Truth is that Egyptians are rejecting democracy
The first round of voting in Egypt on a new Islamist constitution was extended into the late hours on Saturday because, as the Western media uniformly told us at the time, voter turnout was “extremely high”.
It subsequently turned out to be a miserable 32 per cent.
When the second round takes place this week, turnout will be even lower.
And since it is taking place in more rural areas (the Muslim Brotherhood’s stronghold) the Islamists seem destined to win, after polling about 56 per cent in the first.
What is remarkable is not that about two thirds of Egyptians are not voting in arguably the country’s most important referendum in its 5,000-year history. In no Arab country that has held elections since the Arab Spring erupted has the turnout been more than 50 per cent.
The only possible exception is Libya (a 60 per cent turnout) — if we can believe anything that passes as official news in that chaotic country.
Rather, the puzzling question is why the Western media, without exception, presented the run-up to Egypt’s constitutional referendum as though it represented a kind of Second Coming for the masses.
There are two, related reasons.
First, there is the neo-imperialist mindset of the typical Middle East
Despite all evidence pointing to the contrary, he is simply incapable of imagining that different peoples of different cultures who speak different languages and have different histories might not actually want to be like us; that, moreover, they are uninterested in embracing a Western-style voting system and all that comes with it.

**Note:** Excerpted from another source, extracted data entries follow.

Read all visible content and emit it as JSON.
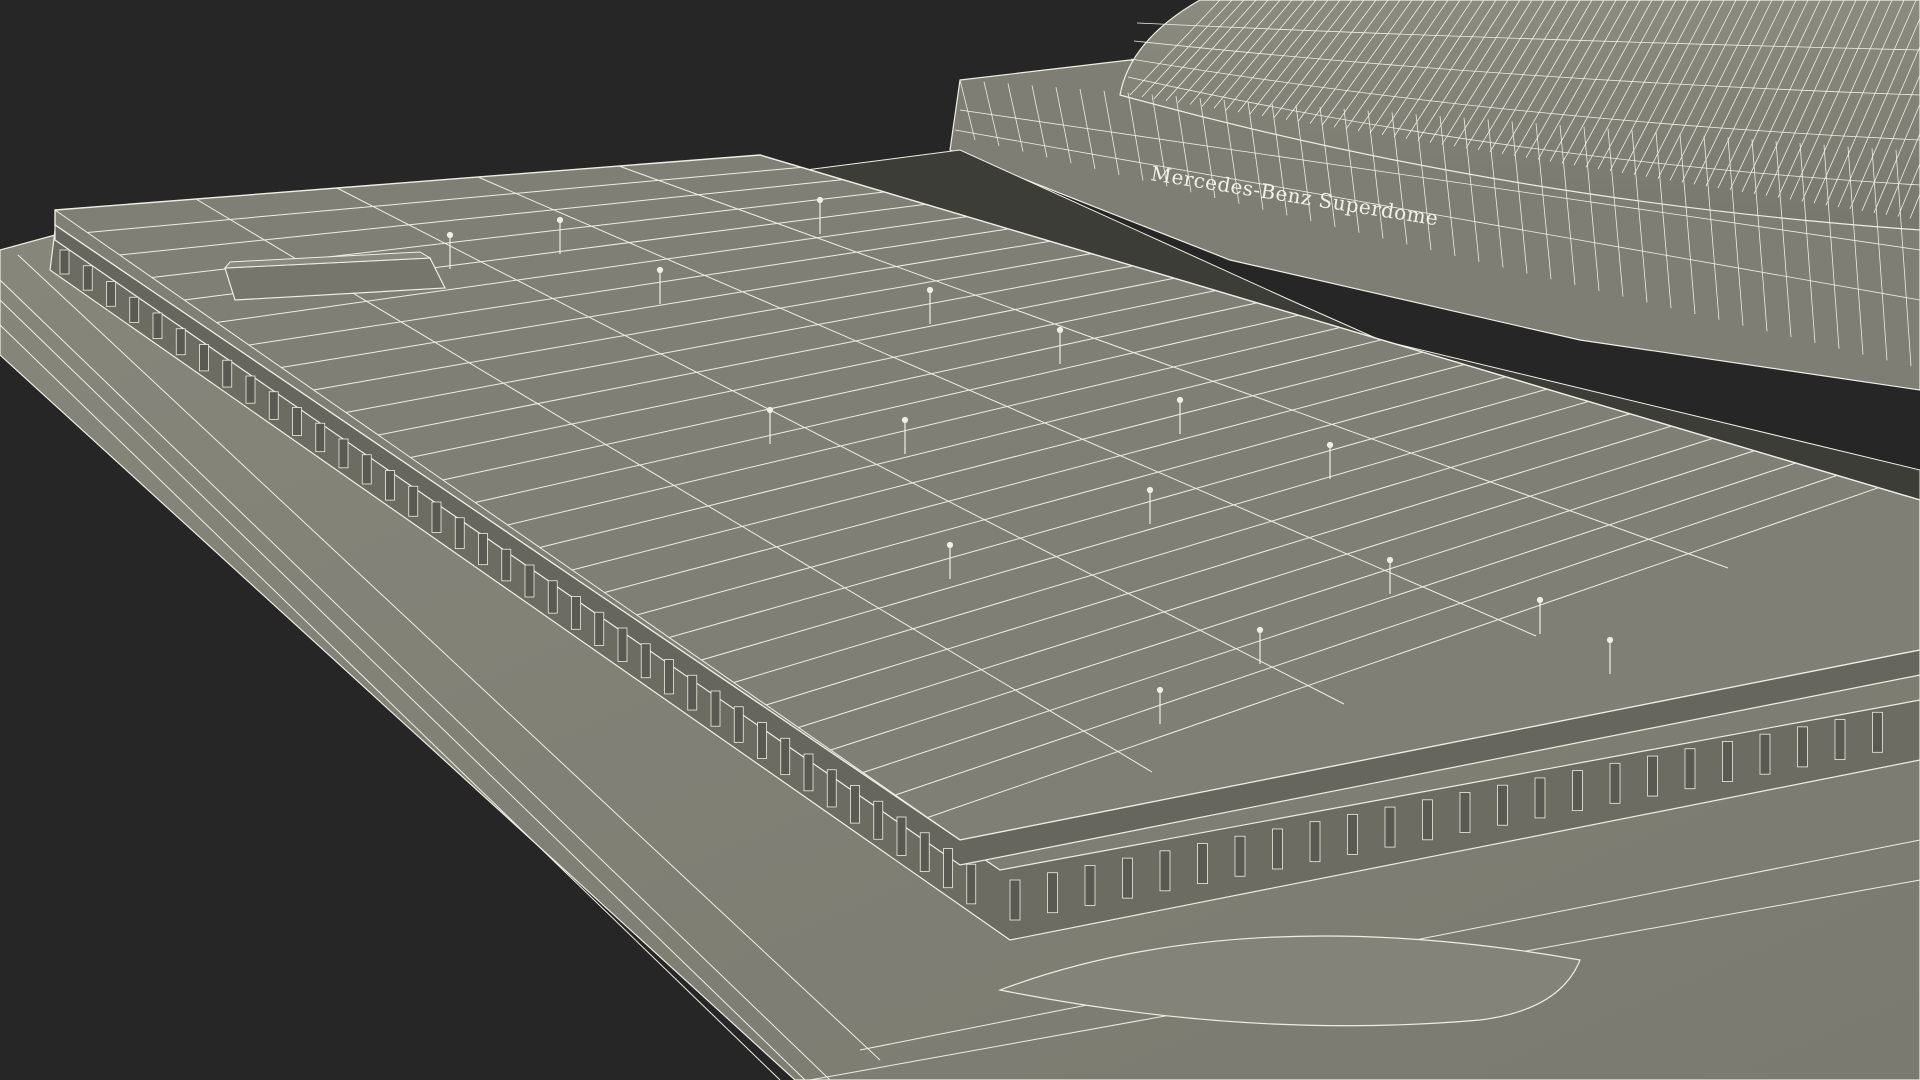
{
  "render": {
    "background_color": "#262626",
    "surface_color": "#7d7d72",
    "wire_color": "#eeeee4",
    "shadow_color": "#4e4e48"
  },
  "stadium": {
    "sign_text": "Mercedes-Benz Superdome"
  }
}
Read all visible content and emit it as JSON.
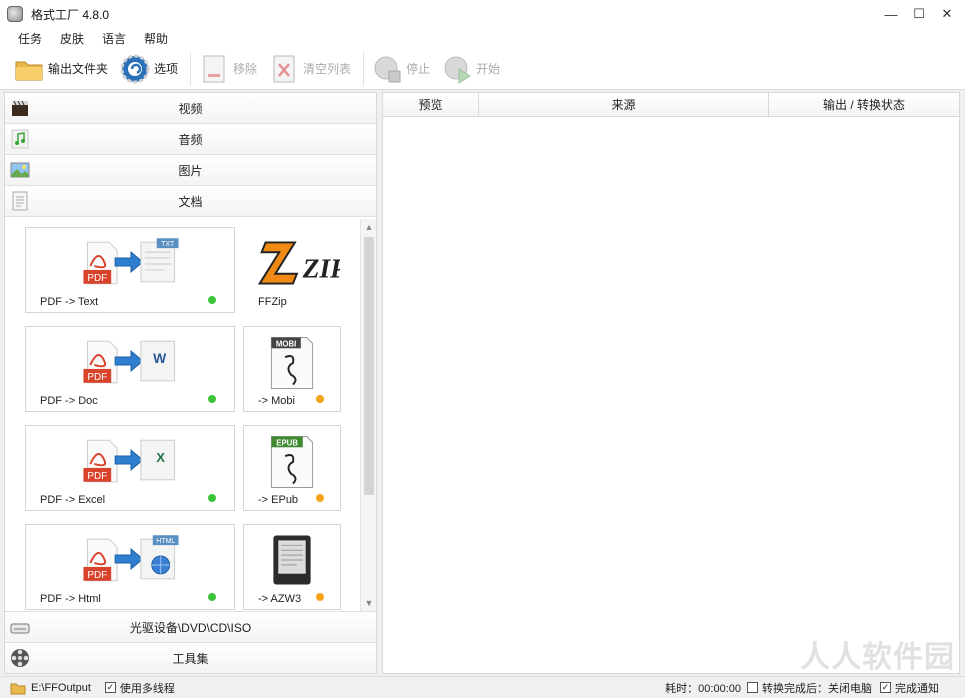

Then there is the continuing, pernicious influence of Edward W Said’s book Orientalism (1978).
More quoted than read (and with good reason: it is for the most part unreadable), its perceived central thesis — that any depiction of Arabs as different and distinctive is demeaning and racist — still terrifies our commentators into ignoring the blatantly obvious. Namely, that they are.
What is reductive and false is to insist otherwise. The Arab Spring has set sect against sect, tribe against tribe, Arab against Arab. Ordinary people have not taken advantage of being enfranchised, but have instead taken refuge in family support, charitable networks and traditional religion.
Still, don’t hold your breath this week for the headline that reflects reality: “Most Egyptians could not be bothered to vote.”